Here’s the thing: We took a sharp turn away from common carriage, mostly as a result of Bush administration policy at the FCC. We’ve used some version of these rules since England in 1348. (Really!) But the Bush FCC decided the Internet doesn’t need common carriage. Thus the entire so-called “network neutrality” debate is a way of fighting our way back to normal. As I’ve hope I’ve convinced you with all of the cattle and railroading, network neutrality problems are common carriage problems (as I have also written elsewhere in this PDF).

David Weinberger’s post is nostalgic for a geekier, open, and more transformative Internet of days past. Me too, but the Internet’s destiny isn’t the issue. Larry Downes, posting here on Wednesday wants us to think about this as a technical issue related to specific characteristics of cell phone networks and Internet protocols. Yet a common carriage regime has served us well for all kinds of diverse technologies from telegraphs to taxicabs.

In April, FCC Chairman Julius Genachowski announced his intent to reclassify the Internet as a common carrier (in FCC-speak, a “telecommunications service”). But instead of simply returning to common carriage, he wants to take a tiny little step back in that direction.

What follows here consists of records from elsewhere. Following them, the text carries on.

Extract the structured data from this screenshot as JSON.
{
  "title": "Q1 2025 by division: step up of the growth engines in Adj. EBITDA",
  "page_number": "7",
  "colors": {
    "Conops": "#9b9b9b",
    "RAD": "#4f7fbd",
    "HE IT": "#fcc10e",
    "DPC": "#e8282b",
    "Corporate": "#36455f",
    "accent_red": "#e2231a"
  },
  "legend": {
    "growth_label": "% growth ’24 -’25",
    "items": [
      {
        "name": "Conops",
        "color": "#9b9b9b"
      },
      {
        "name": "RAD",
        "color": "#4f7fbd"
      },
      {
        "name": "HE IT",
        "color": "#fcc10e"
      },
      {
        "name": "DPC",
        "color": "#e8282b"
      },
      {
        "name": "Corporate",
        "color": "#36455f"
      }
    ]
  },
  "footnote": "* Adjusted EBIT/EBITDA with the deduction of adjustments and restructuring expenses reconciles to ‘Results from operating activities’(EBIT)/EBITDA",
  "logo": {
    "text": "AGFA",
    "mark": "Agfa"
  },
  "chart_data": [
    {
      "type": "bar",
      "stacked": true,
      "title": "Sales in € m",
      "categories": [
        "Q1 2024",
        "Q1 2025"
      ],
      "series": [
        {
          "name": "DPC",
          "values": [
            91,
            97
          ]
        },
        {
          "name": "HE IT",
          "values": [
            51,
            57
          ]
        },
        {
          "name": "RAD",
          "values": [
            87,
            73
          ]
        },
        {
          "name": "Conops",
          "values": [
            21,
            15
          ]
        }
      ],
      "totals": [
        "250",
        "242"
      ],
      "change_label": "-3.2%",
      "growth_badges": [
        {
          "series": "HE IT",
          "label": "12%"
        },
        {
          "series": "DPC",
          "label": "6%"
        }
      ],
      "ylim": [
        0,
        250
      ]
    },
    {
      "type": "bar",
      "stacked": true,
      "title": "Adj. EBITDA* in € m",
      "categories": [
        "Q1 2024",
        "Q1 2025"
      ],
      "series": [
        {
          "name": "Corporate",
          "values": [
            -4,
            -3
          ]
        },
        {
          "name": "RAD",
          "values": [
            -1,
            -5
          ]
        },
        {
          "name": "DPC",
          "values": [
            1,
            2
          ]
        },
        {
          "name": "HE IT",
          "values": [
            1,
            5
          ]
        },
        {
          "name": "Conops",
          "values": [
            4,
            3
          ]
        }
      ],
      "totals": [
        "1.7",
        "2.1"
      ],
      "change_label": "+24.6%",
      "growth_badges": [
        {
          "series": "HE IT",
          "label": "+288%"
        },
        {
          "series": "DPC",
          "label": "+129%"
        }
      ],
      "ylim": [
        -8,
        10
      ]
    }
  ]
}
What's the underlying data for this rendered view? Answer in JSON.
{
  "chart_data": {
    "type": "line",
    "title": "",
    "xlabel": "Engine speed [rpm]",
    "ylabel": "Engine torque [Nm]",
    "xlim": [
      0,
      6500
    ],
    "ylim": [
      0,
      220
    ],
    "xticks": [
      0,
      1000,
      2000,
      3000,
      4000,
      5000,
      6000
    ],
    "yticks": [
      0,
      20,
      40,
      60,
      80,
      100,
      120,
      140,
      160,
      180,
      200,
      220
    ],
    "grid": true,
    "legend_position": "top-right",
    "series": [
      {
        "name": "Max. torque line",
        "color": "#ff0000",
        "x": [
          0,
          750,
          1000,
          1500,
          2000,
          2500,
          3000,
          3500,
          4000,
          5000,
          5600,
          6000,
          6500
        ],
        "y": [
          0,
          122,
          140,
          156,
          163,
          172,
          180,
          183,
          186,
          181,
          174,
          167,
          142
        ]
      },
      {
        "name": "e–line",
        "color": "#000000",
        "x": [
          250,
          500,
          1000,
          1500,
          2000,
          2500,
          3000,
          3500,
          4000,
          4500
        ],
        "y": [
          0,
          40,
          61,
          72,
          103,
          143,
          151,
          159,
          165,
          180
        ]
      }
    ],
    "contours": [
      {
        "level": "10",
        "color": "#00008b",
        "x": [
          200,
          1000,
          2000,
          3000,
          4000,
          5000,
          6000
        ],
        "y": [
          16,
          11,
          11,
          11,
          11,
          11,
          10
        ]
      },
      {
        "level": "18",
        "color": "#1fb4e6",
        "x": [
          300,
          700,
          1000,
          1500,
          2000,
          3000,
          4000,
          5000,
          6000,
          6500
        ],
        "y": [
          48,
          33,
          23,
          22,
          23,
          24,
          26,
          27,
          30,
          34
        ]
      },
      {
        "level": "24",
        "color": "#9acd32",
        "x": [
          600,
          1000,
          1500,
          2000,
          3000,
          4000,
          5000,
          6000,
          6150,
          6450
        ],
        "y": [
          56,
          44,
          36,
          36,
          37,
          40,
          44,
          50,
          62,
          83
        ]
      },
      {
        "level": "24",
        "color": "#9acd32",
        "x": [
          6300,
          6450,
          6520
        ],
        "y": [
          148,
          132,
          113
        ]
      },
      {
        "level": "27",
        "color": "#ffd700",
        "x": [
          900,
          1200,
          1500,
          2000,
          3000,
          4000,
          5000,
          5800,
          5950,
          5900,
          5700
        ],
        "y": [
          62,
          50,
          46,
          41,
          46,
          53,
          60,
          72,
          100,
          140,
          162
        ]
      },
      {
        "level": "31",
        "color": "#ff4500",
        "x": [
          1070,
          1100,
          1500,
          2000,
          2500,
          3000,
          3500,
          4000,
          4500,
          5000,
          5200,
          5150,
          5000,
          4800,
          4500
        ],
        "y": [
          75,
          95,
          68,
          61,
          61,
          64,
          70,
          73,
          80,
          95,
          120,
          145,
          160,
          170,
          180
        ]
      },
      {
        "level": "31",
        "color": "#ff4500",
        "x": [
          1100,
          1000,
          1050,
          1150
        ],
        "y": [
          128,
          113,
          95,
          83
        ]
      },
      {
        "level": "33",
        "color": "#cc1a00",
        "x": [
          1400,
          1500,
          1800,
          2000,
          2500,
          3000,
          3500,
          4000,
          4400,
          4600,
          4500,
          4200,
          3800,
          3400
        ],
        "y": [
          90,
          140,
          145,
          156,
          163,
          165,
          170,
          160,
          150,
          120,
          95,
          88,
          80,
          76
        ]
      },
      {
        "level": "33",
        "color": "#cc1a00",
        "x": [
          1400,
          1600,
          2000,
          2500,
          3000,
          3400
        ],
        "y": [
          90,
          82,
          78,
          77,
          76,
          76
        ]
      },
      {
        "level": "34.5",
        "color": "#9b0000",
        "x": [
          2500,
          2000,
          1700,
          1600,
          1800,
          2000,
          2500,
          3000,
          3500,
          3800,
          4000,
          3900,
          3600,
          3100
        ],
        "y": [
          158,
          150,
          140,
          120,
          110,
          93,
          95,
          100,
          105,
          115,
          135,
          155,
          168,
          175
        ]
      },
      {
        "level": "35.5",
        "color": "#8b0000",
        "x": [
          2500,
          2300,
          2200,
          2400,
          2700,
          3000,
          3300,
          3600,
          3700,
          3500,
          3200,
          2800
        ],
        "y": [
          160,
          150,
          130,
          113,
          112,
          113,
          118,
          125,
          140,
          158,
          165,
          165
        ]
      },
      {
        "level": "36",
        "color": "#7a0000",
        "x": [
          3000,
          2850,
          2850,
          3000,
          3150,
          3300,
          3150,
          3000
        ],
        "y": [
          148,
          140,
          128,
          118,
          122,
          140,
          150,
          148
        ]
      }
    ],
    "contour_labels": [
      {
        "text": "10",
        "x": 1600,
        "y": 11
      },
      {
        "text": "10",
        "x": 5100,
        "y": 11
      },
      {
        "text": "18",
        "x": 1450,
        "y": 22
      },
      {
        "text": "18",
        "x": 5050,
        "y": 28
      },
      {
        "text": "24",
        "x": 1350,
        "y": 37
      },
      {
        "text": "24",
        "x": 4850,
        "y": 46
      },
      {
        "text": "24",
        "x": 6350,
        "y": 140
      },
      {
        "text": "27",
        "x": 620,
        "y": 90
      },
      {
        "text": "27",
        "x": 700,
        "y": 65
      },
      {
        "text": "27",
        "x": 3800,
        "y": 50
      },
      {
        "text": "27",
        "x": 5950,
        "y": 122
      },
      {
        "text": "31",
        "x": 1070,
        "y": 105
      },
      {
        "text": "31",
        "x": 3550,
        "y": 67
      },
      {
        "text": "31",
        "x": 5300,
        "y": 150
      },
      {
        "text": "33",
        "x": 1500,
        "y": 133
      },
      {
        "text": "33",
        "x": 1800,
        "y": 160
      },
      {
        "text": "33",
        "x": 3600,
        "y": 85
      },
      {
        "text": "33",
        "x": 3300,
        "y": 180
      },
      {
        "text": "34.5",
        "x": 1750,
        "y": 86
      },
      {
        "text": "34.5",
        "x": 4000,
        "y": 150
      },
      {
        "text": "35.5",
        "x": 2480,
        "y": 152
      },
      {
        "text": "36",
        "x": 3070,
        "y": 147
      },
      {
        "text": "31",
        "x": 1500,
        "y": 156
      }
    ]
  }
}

It was absolving the Internet from common carriage in the first place that was a radical move (as legal scholar Barbara Cherry has written). Yet in the bizarre language of partisan politics today, the FCC’s passing glance at the common carriage rules caused a joint Republican statement proclaiming the idea radical.

Why would Google want to strike a deal with a carrier (Verizon) to see that its goods get preferential treatment? (Or in Wired’s extremely evocative phrasing, why did Google become “a Carrier-Humping, Net Neutrality Surrender Monkey?“). These are the enduring dynamics of networked infrastructure, not some new particular wrinkle of Internet technology that demands its own phrase.

As danah boyd playfully pointed out in May on her blog, we already hate most of these companies as though they were regulated monopolies and we often feel inextricably tied to them and unable to switch. Let’s adjust the regulations to match the user experience.

Let’s treat these problems as the enduring challenges that they are and return Internet infrastructure to the common carrier regime. Let the commission sort out the details, but please leave the railroads to be railroads and the Internet to be the Internet.

I never want to play a computer game called Internet Tycoon.